Brian May on Recording Freddie’s Last Song: “It Felt Like He Was With Me”

In 1995, Queen dropped “Made In Heaven,” a record that didn’t just close a chapter—it slammed the book shut on a wild, glittering era. This wasn’t just their final studio album; it was a gut-wrenching farewell, stitched together from tracks Freddie Mercury laid down in his last breaths. Four years after his death ripped the heart out of the band, this album landed like a love letter from beyond, soaked in his unshakable mark on Queen’s sound.

Brian May, the band’s guitar wizard, was the engine behind finishing it, and he’s never been shy about the eerie vibe Freddie brought to the process. Talking to MOJO magazine, he painted a picture of a studio alive with Mercury’s spirit. “That album’s dripping with Freddie,” he said. “Half the time, it felt like he was right there, leaning over our shoulders. Not some weepy ghost story—it was electric, like he was vibing with us. I’d think, ‘Hey Fred, you good with this?’ and it’s like I’d hear him nod, ‘Yeah, keep going.’”

May didn’t stop there—he called it the band’s peak. “Freddie left us a goldmine of stuff to shape,” he said. “I’d argue it’s our best work, hands down. It’s us, distilled—every high, every scar.” And at the core of it is “A Winter’s Tale,” the last song Mercury wrote solo. A Christmas-tinged ballad, it’s a quiet marvel—Freddie musing on life’s fragile glow while staring down his own endgame in Montreux. May can’t talk about it without his voice catching.

“He wrote it in this little lakeside spot we dubbed The Duck House,” May explained. “What floors me is he’s soaking in life’s beauty, knowing the clock’s ticking, and there’s no pity party—just clear, sharp truth.” When May tracked his guitar solo for it later, alone in his home studio, he swore he wasn’t alone. “I was back in Montreux in my head, riffing next to Freddie, even though he’d been gone for years,” he said. “It was like he was pacing the room, daring me to match him.”

But laying down those final touches wasn’t all golden nostalgia. May admitted the playback cut deep. “You hear those tracks and catch the pain in Freddie’s voice—it stings,” he said. “Then you remember the rush, the way we’d lose ourselves in the music, and it flips. Those moments are treasures now. I’ve made peace with them.”

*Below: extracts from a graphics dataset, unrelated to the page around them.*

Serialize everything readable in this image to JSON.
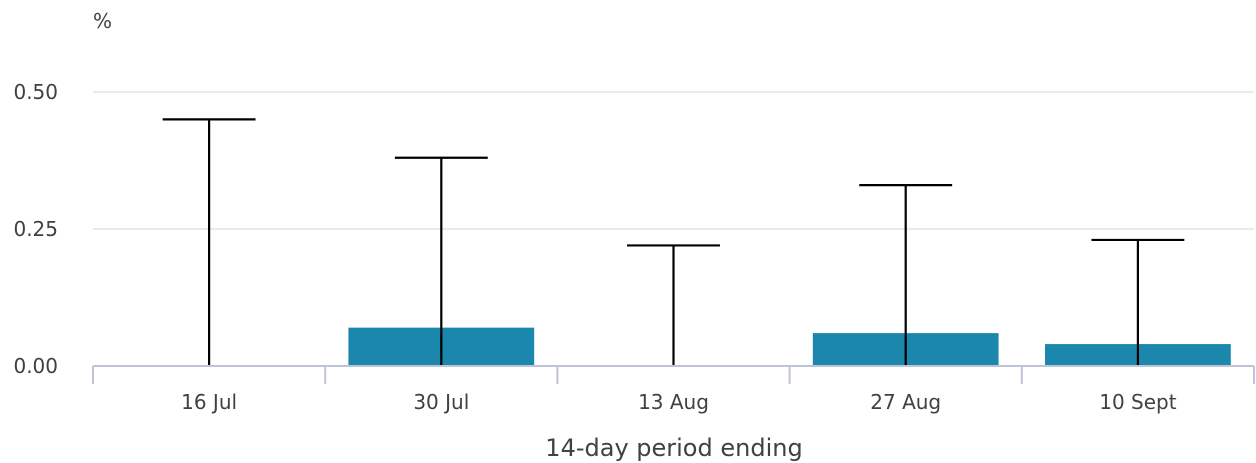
{
  "chart_data": {
    "type": "bar",
    "unit_label": "%",
    "xlabel": "14-day period ending",
    "categories": [
      "16 Jul",
      "30 Jul",
      "13 Aug",
      "27 Aug",
      "10 Sept"
    ],
    "values": [
      0.0,
      0.07,
      0.0,
      0.06,
      0.04
    ],
    "error_lower": [
      0.0,
      0.0,
      0.0,
      0.0,
      0.0
    ],
    "error_upper": [
      0.45,
      0.38,
      0.22,
      0.33,
      0.23
    ],
    "ylim": [
      0,
      0.5
    ],
    "yticks": [
      "0.00",
      "0.25",
      "0.50"
    ],
    "grid": true,
    "colors": {
      "bar": "#1b87ad",
      "error_bar": "#000000",
      "baseline": "#bcc4d6",
      "grid": "#e4e4e4"
    }
  }
}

For Queen, “Made In Heaven” was more than a record—it was a blood pact, a last stand with their fallen brother. Finishing it let May, Roger Taylor, and John Deacon wrestle with Mercury’s absence while leaning into his fire. Freddie wasn’t there, but his spark was, steering them through every chord and lyric like a phantom conductor.

May’s words hammer it home: Mercury’s magic didn’t fade—it burned brighter. “Made In Heaven” stands as Queen’s raw, radiant goodbye, proof that Freddie Mercury didn’t just shape their music—he carved his name into its bones, leaving a legacy that still echoes loud enough to shake the walls.